I was in court just yesterday, watching a young man being sentenced to 25 years for a drug charge because he was a level six felony, because he had these repeated charges of drugs and he was actually begging, "I don't need prison. I need help. I need someone to help me. I'm sick," but they would not even take that into consideration that this man was standing before the judge begging for help versus going to prison.
It's so easy to get a felon on your record, drug charge, larceny, just trying to feed your family, or driving without driver's license and continuing to get those stack charges. It's easy to get in the system. It takes a lifetime to get out of it.
Melissa Harris-Perry: Daryl, what difference might it make for those individuals who are still under the supervision of that system to be able to make their voices heard in elections?
Daryl Atkinson: I think it will have a huge difference, Melissa. We know the elections in North Carolina are often decided by razor-thin margins. Take, for example, last election we voted for who would be the chief justice of the North Carolina Supreme Court. 5.3 million votes were cast. The difference between the winner and the loser was a mere 401 votes. Imagine if 55,000 people now have access to that process. That outcome of that election could very well be very, very different.
This is influencing electorial outcomes in this state. It is disproportionately impacting the voting power of the African-American community, because the way that policing happens and the way that the phenomena that Ms. Powell just described, people who are convicted of felonies come from a small subset of neighborhoods. They go back to those small subsets of neighborhoods, which means you can have concentrated disenfranchisement in a county, in a few blocks, in a few neighborhoods, that dramatically impacts the voting power of those communities, which is in violation of Article 1 setion 19 of the North Carolina constitution, because our courts are equal protection clause in the state.
Our courts have interpreted that clause, that it demands that communities have substantial, equal voting power in comparison to one another.
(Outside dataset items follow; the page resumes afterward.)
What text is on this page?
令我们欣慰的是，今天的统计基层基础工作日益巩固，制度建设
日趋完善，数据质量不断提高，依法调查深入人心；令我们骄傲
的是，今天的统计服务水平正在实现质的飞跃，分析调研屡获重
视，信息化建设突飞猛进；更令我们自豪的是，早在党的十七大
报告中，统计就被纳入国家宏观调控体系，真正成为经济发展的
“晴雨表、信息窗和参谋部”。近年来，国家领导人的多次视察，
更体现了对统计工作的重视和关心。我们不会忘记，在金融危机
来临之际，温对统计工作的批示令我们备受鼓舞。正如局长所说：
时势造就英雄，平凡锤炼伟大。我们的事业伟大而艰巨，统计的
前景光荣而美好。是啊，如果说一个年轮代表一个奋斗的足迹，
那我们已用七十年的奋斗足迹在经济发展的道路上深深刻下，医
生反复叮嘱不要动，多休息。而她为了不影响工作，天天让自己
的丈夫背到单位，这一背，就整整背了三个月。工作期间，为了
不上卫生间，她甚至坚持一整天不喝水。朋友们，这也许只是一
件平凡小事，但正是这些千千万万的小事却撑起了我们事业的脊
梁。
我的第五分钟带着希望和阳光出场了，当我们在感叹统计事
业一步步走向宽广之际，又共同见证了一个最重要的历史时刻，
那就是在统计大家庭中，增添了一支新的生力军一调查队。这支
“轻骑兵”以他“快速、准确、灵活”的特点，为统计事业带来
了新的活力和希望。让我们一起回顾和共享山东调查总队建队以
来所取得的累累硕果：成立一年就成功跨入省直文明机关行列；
For example, if you have one community that has 90% of its people who are eligible to vote, you have another community, and this community, 70% of those people are eligible to vote because that 20% differential is related to people who are disenfranchised. Obviously, the community with 90% has much more voting power than the community with 70%. That's in violation of our North Carolina constitution.
Melissa Harris-Perry: Daryl Atkinson is Co-Director of Forward Justice. Ms. Diana Powell is Executive Director of Justice Served North Carolina. Thank you both for joining us today.
Daryl Atkinson: Thank you for having us.
Diana Powell: Thank you for having us.